Hi everyone,
I am trying to compile a scala script to submit a job through spark-submit. I am using sbt from Windows command line to compile. Directory structure is as defined by sbt.
Here is my build file:
build.sbt
name := "TestQuery"
version := "1.0"
scalaVersion := "2.11.8"
libraryDependencies ++= {
val sparkVer = "2.1.0"
Seq("org.apache.spark" %% "spark-core" % sparkVer % "provided" withSources(),
"org.apache.spark" %% "spark-hive" % sparkVer % "provided" )
}
My TestQuery.scala file is under ./test/src/main/scala/TestQuery.scala
From Windows cmd, I switch directory to ./test and run sbt. When I run compile
command, sbt gives the following error:
[error]./test/src/main/scala/TestQuery.scala:2:29:
object hive is not a member of package org.apache.spark.sql
sbt uses maven2 repository and spark-hive exists under:
https://repo1.maven.org/maven2/org/apache/spark/spark-hive_2.11/1.2.0/
Also, this import command works in spark-shell. (spark-shell runs Spark 2.1.1. and scala 2.11.8).
Why can’t it find it?
That’s normal.
you’re adding a “provided” tag, which means that you’re telling sbt that it shouldn’t download this dependency and that it should expect it in its classPath. Removing the “provided” tag should solve your issue.
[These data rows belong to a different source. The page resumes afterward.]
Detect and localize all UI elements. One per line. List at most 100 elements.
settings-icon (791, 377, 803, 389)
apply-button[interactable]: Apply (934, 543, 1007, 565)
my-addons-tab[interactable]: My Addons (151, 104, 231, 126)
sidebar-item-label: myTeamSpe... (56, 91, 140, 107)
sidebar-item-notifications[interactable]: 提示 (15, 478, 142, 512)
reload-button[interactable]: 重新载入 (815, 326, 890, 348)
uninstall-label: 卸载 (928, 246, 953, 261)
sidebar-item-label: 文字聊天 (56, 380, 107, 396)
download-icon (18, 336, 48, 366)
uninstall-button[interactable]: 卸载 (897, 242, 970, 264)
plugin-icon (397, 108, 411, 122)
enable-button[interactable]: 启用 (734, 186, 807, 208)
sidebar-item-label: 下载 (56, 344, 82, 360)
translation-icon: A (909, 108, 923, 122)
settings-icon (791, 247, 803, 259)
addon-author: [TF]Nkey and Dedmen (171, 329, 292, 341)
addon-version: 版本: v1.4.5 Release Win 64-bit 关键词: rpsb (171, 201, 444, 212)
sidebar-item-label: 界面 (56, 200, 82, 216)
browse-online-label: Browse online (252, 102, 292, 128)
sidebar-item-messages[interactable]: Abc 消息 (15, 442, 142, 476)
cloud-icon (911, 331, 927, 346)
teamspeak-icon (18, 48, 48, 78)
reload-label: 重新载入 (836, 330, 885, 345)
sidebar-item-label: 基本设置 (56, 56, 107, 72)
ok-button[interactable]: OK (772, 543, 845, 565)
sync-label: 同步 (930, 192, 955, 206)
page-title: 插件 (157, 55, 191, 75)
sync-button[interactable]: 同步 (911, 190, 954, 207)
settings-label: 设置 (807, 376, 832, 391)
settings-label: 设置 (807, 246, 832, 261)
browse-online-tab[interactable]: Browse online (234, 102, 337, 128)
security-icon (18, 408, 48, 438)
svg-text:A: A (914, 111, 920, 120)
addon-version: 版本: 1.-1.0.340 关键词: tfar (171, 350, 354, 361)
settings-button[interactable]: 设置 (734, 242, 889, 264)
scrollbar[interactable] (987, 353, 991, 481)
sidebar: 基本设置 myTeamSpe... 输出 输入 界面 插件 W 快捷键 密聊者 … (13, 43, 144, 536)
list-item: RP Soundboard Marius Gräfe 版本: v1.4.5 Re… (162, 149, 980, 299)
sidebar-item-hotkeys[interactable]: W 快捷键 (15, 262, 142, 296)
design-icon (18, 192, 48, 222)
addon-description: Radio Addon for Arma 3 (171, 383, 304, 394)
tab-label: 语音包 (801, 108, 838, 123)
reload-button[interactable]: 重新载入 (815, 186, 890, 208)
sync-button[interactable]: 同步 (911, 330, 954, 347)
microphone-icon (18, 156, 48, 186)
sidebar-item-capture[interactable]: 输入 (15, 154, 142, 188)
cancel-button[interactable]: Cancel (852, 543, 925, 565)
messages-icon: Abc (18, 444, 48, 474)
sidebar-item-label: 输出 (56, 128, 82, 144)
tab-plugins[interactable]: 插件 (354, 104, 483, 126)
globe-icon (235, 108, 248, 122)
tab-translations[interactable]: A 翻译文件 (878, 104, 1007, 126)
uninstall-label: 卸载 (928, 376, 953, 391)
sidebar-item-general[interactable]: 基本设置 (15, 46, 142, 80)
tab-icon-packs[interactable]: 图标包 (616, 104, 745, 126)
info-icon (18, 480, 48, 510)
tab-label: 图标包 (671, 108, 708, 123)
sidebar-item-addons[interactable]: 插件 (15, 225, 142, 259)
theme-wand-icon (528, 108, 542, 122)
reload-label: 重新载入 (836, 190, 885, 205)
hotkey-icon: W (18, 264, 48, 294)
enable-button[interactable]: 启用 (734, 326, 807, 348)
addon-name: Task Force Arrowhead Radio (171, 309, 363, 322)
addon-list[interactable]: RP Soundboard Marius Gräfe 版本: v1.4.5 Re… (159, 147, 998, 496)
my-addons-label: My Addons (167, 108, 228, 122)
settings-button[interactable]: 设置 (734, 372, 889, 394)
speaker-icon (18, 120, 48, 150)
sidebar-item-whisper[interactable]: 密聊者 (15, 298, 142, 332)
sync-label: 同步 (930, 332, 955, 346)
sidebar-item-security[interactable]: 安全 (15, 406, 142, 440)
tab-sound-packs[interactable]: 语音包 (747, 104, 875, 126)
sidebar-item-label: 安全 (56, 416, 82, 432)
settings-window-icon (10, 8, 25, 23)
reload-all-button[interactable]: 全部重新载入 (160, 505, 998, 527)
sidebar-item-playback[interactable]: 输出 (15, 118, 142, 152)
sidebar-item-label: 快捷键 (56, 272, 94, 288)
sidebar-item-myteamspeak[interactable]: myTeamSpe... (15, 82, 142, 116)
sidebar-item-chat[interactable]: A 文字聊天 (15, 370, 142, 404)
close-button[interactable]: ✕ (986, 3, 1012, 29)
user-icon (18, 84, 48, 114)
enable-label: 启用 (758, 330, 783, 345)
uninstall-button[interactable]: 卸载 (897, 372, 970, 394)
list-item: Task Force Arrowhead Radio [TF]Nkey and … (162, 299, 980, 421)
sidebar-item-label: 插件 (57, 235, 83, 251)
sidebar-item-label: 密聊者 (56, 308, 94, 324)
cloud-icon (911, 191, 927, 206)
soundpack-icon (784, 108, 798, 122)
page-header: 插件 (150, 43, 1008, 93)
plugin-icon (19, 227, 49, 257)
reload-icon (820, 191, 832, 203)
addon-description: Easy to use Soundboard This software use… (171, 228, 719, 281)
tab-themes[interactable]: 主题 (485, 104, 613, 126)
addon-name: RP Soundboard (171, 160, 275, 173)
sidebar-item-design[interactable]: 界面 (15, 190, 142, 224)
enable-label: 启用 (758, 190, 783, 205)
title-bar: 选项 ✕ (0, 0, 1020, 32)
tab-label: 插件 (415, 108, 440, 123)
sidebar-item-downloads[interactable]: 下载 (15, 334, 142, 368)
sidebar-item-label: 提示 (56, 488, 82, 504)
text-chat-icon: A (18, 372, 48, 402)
Provided dependencies are on the compile classpath.
Hi, Spark dependencies always must be “provided”. Because the dependencies will be on the spark cluster when you run your job.
You tests should perfectly work with “provided” libraries, look the example:
ThisBuild / name := "almaren-framework"
ThisBuild / organization := "com.github.music-of-the-ainur"
lazy val scala212 = "2.12.10"
lazy val scala211 = "2.11.12"
crossScalaVersions := Seq(scala211, scala212)
ThisBuild / scalaVersion := scala212
val sparkVersion = "2.4.0"
libraryDependencies ++= Seq(
"com.typesafe.scala-logging" %% "scala-logging" % "3.9.2",
"org.apache.spark" %% "spark-streaming" % sparkVersion % "provided",
"org.apache.spark" %% "spark-core" % sparkVersion % "provided",
"org.apache.spark" %% "spark-sql" % sparkVersion % "provided",
"org.apache.spark" %% "spark-sql-kafka-0-10" % sparkVersion % "provided" excludeAll(ExclusionRule(organization = "net.jpountz.lz4")),
"org.apache.spark" %% "spark-avro" % sparkVersion,
"com.databricks" %% "spark-xml" % "0.6.0",
"com.github.music-of-the-ainur" %% "quenya-dsl" % s"1.0.2-$sparkVersion",
This file has been truncated. show original
I think you are missing “spark-sql” dependency in your build.